What we are essentially presented with, is a set of homebrew rules, resulting in a game that is hacked from 5e SRD, but closer to OSR products.
What we don't get (what I thought I would get) is a way for players who love OSR principles of quick fights and harder survivability, but have groups who like to play 5e for crunchy character building or its modules to have that happen.
It is something entirely else, there is no way to use the rules without using the custom classes presented, there are rules for nerfing HP and damage for players and monsters, but MM monster abilities, high damaging player spells are not accounted for, neither the original class system, if you want to stick with that.
Who is it good for, let me ask? Those who are okay with playing an OSR system are going to just play one of those, like BFRPG for about the same price. And those who would have wanted to stick with 5e for its merits cannot plug these rules in, because it doesn't account for much of its contents.
What would have been useful, is to make these changes completely modular and compatible to 5e, so if I would like to use 5e monsters, class system and modules, I can do so with a quicker grittier fighting system.
What else do we get? We get a lot of rules which are introduced just for the author to tell us that it is up to the GM to handle however he wants. Well... no shit!
My favourite of these is the part about hexcrawls. We get told that BFA is played on hexcrawls. No rules for that, no suggestions, no nothing, just that. Play hexcrawls, because the author likes hexcrawls.

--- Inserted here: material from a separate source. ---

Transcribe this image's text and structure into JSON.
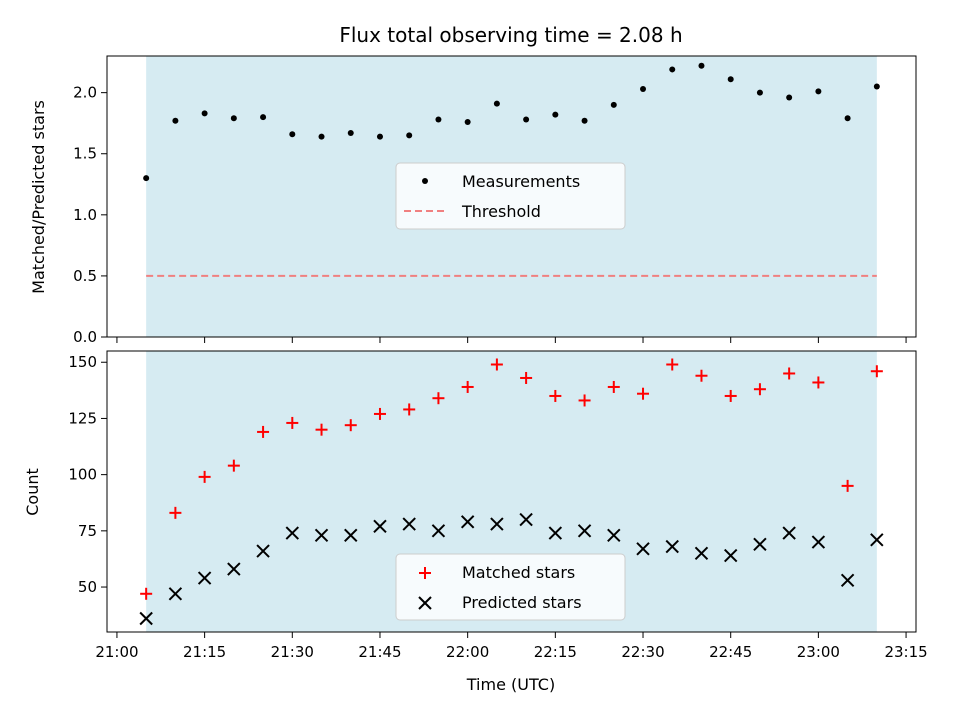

Also, a bunch of random tables, with "imaginative" content like a bunch of goblins running at you, orcs blocking the road, and kobolds in caves.
And if I wanted to buy this in print, then because for every 50 purchase they add new content, by the time it arrives my copy would be out of date already.
All in all, what I would recommend the author to do for the next milestone, is to spend less time doing art (which is very good, to say something positive), and less time apologising for the word fuckin' (LotFP RPG has child rape magic, no one cares about your fuckin' word), and spend more time on designing the content to be more modular and usable with published 5e content without using the custom classes.
Otherwise the product description is completely misleading. It is basically a new game with its own class system, and has not much to do with 5e in itself.
Sorry, if I sounded too harsh, I hope that this product is going to evolve, the idea is good, just the implementation is lacking.
I would be happy to hear the author's opinion on the subject, other than what is written in the product that it works for their group (happy to hear that, but if it is sold commercially it should present real usable value).